The Missouri Civil War Museum also displays a wide selection of personal firearms, as well. While the ever growing armies were issuing stock pieces, it was still commonplace for many soldiers to carry their own sidearms. The variety is astounding, and would have certainly caused plenty of issues in supplying the various ammunition requirements. Cartridges were just beginning to be used, so many were still armed with black powder weapons. It was interesting to see the artistic touches on the powder flasks on display.
Soldiers didn’t just focus on their armaments. The role of drummer was often assigned to the younger soldier. Sometimes these were merely boys who had told recruiters that they were eighteen. During a battle it would have been difficult to make out vocal commands, but the sound of the drum could carry over the ruckus. Various rolls were used to signify assembly, attack, and retreat. When not drumming, many would have served as stretcher bearers for the wounded.
The drawn-out conflict created a series of medical issues for both armies. Camps were breeding grounds for illness and disease. Of the approximate 620,000 lives that were lost during the war, nearly two-thirds would be from disease. Hygiene and sanitation were not commonplace in this era. Treatments were aggressive and would often lead to death. The war would create a demand for improvements, which would become apparent towards the end.

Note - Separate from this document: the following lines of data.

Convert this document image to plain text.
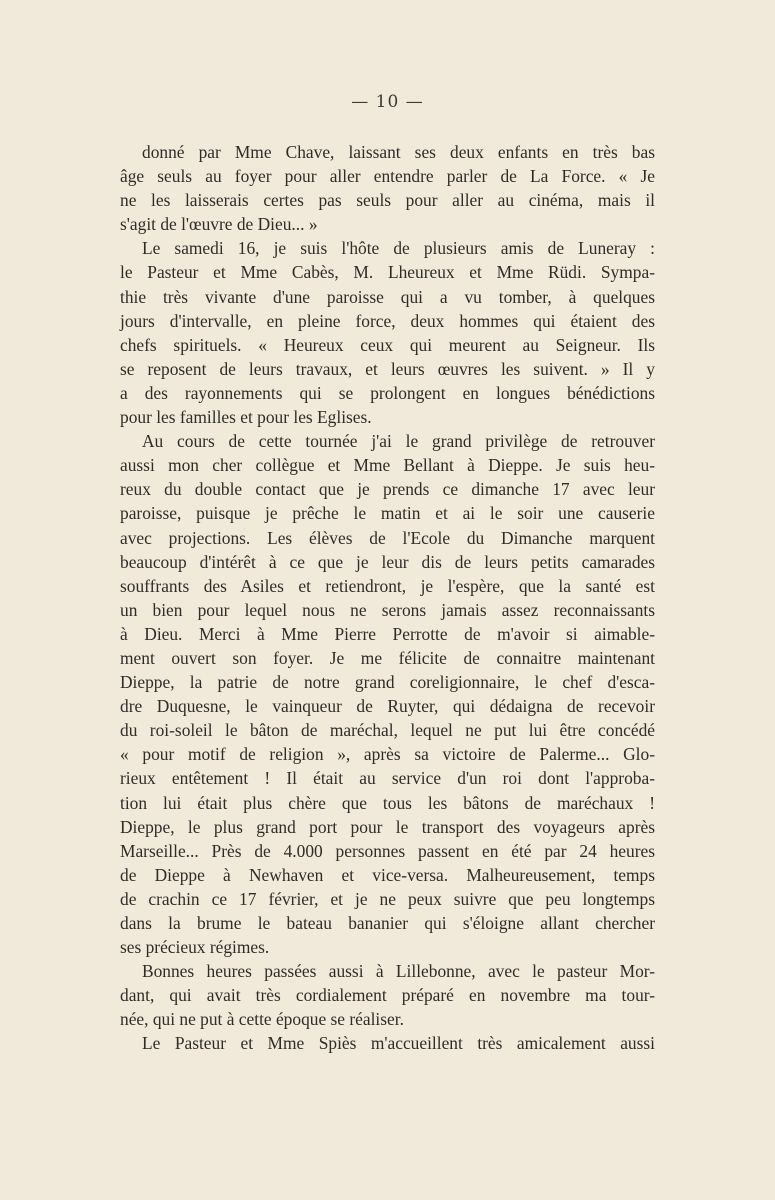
— 10 —
donné par Mme Chave, laissant ses deux enfants en très bas
âge seuls au foyer pour aller entendre parler de La Force. « Je
ne les laisserais certes pas seuls pour aller au cinéma, mais il
s'agit de l'œuvre de Dieu... »
Le samedi 16, je suis l'hôte de plusieurs amis de Luneray :
le Pasteur et Mme Cabès, M. Lheureux et Mme Rüdi. Sympa-
thie très vivante d'une paroisse qui a vu tomber, à quelques
jours d'intervalle, en pleine force, deux hommes qui étaient des
chefs spirituels. « Heureux ceux qui meurent au Seigneur. Ils
se reposent de leurs travaux, et leurs œuvres les suivent. » Il y
a des rayonnements qui se prolongent en longues bénédictions
pour les familles et pour les Eglises.
Au cours de cette tournée j'ai le grand privilège de retrouver
aussi mon cher collègue et Mme Bellant à Dieppe. Je suis heu-
reux du double contact que je prends ce dimanche 17 avec leur
paroisse, puisque je prêche le matin et ai le soir une causerie
avec projections. Les élèves de l'Ecole du Dimanche marquent
beaucoup d'intérêt à ce que je leur dis de leurs petits camarades
souffrants des Asiles et retiendront, je l'espère, que la santé est
un bien pour lequel nous ne serons jamais assez reconnaissants
à Dieu. Merci à Mme Pierre Perrotte de m'avoir si aimable-
ment ouvert son foyer. Je me félicite de connaitre maintenant
Dieppe, la patrie de notre grand coreligionnaire, le chef d'esca-
dre Duquesne, le vainqueur de Ruyter, qui dédaigna de recevoir
du roi-soleil le bâton de maréchal, lequel ne put lui être concédé
« pour motif de religion », après sa victoire de Palerme... Glo-
rieux entêtement ! Il était au service d'un roi dont l'approba-
tion lui était plus chère que tous les bâtons de maréchaux !
Dieppe, le plus grand port pour le transport des voyageurs après
Marseille... Près de 4.000 personnes passent en été par 24 heures
de Dieppe à Newhaven et vice-versa. Malheureusement, temps
de crachin ce 17 février, et je ne peux suivre que peu longtemps
dans la brume le bateau bananier qui s'éloigne allant chercher
ses précieux régimes.
Bonnes heures passées aussi à Lillebonne, avec le pasteur Mor-
dant, qui avait très cordialement préparé en novembre ma tour-
née, qui ne put à cette époque se réaliser.
Le Pasteur et Mme Spiès m'accueillent très amicalement aussi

Technology quickly improved conditions in the hospitals, which were unprepared for the constant onslaught of the injured at the start of the war.
Jefferson Barracks Cemetery
With so many skirmishes and battles being fought in the region, the need for a national cemetery became quickly apparent. Even before being officially declared one in 1866, Jefferson Barracks was already the final resting place for Union and Confederate troops. The grounds began being used as a cemetery shortly after its creation in 1826. The on-site hospital, at Jefferson Barracks, would hold up to 2500 patients, but even this would be challenged at times. Steamboats anchored along the shoreline would serve as overflow hospitals. There were times during the war that Jefferson Barracks would be treating more sick and wounded than any other hospital in the nation. Many of those who passed were interred on the grounds.
The Missouri Civil War Museum has plenty of other videos to watch when you want a break from the displays. The lower level includes more exhibits, including some that span other military conflicts. Our schedule limited our available time to visit, so be sure to mark off a little more for yourself. It’s a great place to get an impartial view of a war that pitted family members against each other. We believe you will come away with a new perspective on the causes and effects of the Civil War on the region, in and around Missouri. Be sure to say Hi to Mark when you visit. He will be happy to share his passion with you.